CARSON CITY – Gov. Brian Sandoval delivered the bad news in an email to state employees today: His budget will propose a 5 percent across-the-board salary reduction for state employees instead of continuing with a furlough program.

“We must also continue the suspension of merit pay and longevity pay,” he said in the letter.

The change means a slightly larger pay cut than the 4.6 percent reduction in the one-day-a-month unpaid furlough program in the current budget.

“In my meetings with Cabinet officers, I heard consistently that the furloughs are difficult to manage,” Sandoval said. “They result in poor customer service and leave employees with unfinished work that awaits their return after a furlough day.

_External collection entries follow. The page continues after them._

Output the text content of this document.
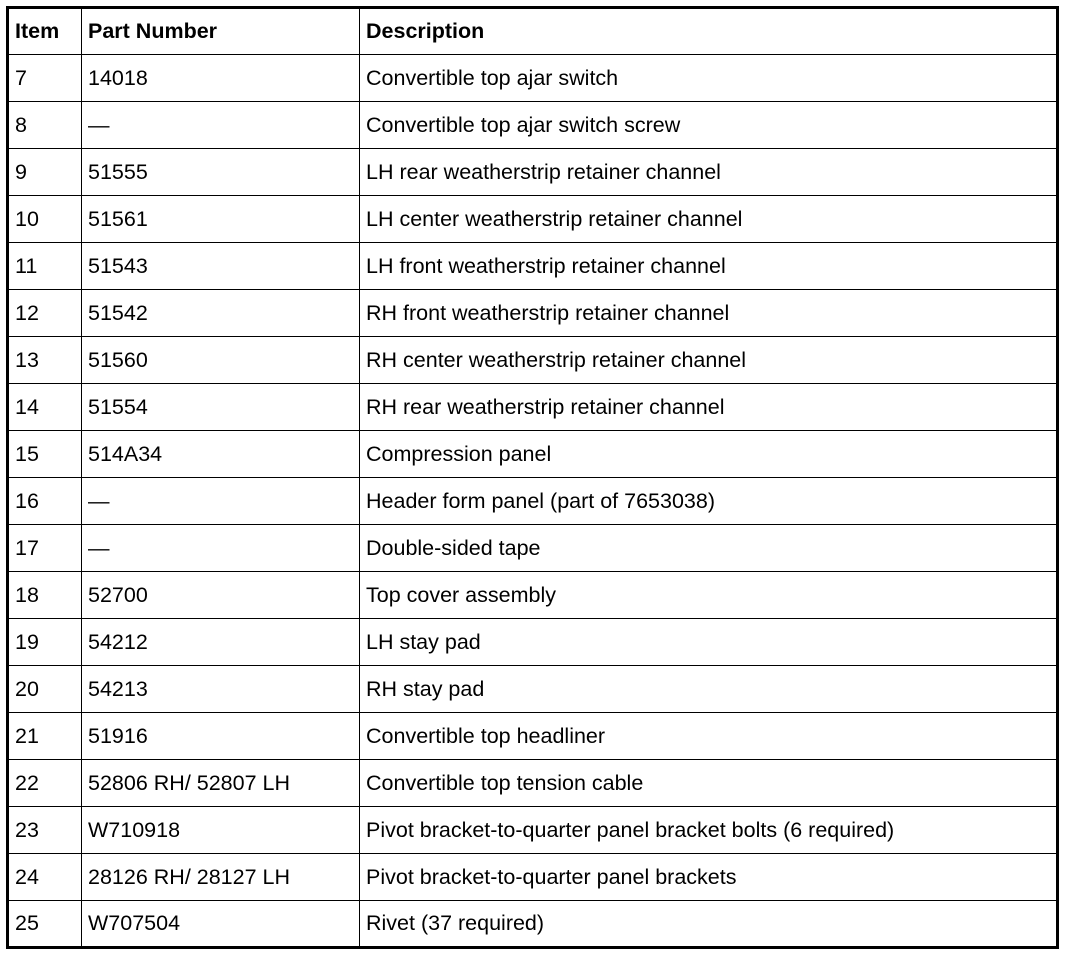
Item	Part Number	Description
7	14018	Convertible top ajar switch
8	—	Convertible top ajar switch screw
9	51555	LH rear weatherstrip retainer channel
10	51561	LH center weatherstrip retainer channel
11	51543	LH front weatherstrip retainer channel
12	51542	RH front weatherstrip retainer channel
13	51560	RH center weatherstrip retainer channel
14	51554	RH rear weatherstrip retainer channel
15	514A34	Compression panel
16	—	Header form panel (part of 7653038)
17	—	Double-sided tape
18	52700	Top cover assembly
19	54212	LH stay pad
20	54213	RH stay pad
21	51916	Convertible top headliner
22	52806 RH/ 52807 LH	Convertible top tension cable
23	W710918	Pivot bracket-to-quarter panel bracket bolts (6 required)
24	28126 RH/ 28127 LH	Pivot bracket-to-quarter panel brackets
25	W707504	Rivet (37 required)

While the 5-percent reduction represents more of a sacrifice than the 4.6 percent, I am hopeful there is a trade-off in workload management.”

Sandoval pledged that he and his staff will take the same 5 percent pay cut.

“I  regret that my first communication with you is to deliver news of this kind,” he said.

Heidi Gansert, chief of staff to Sandoval, said the letter was sent to alert state employees of what is in the upcoming budget to be unveiled Jan. 24.

Besides being difficult to work with, Gansert said the furlough program affects customer service.

“There’s inequity,” she said. “There are some people who take the furloughs and there are others who have been exempted out of the furloughs. This puts everyone on an equal footing.”

Gansert acknowledged that moving to a pay reduction will mean more work and less pay than under the furlough program.

She also acknowledged that the pay cut proposal was not vetted with legislative leadership.

“We had not talked about this specifically,” Gansert said. “The governor had discussed repeatedly in various discussions . . . that we were going to do something that was furlough-like.”

Former Gov. Jim Gibbons also proposed a 6 percent pay cut for state employees in his 2009 budget. The Legislature opted instead for the furlough program.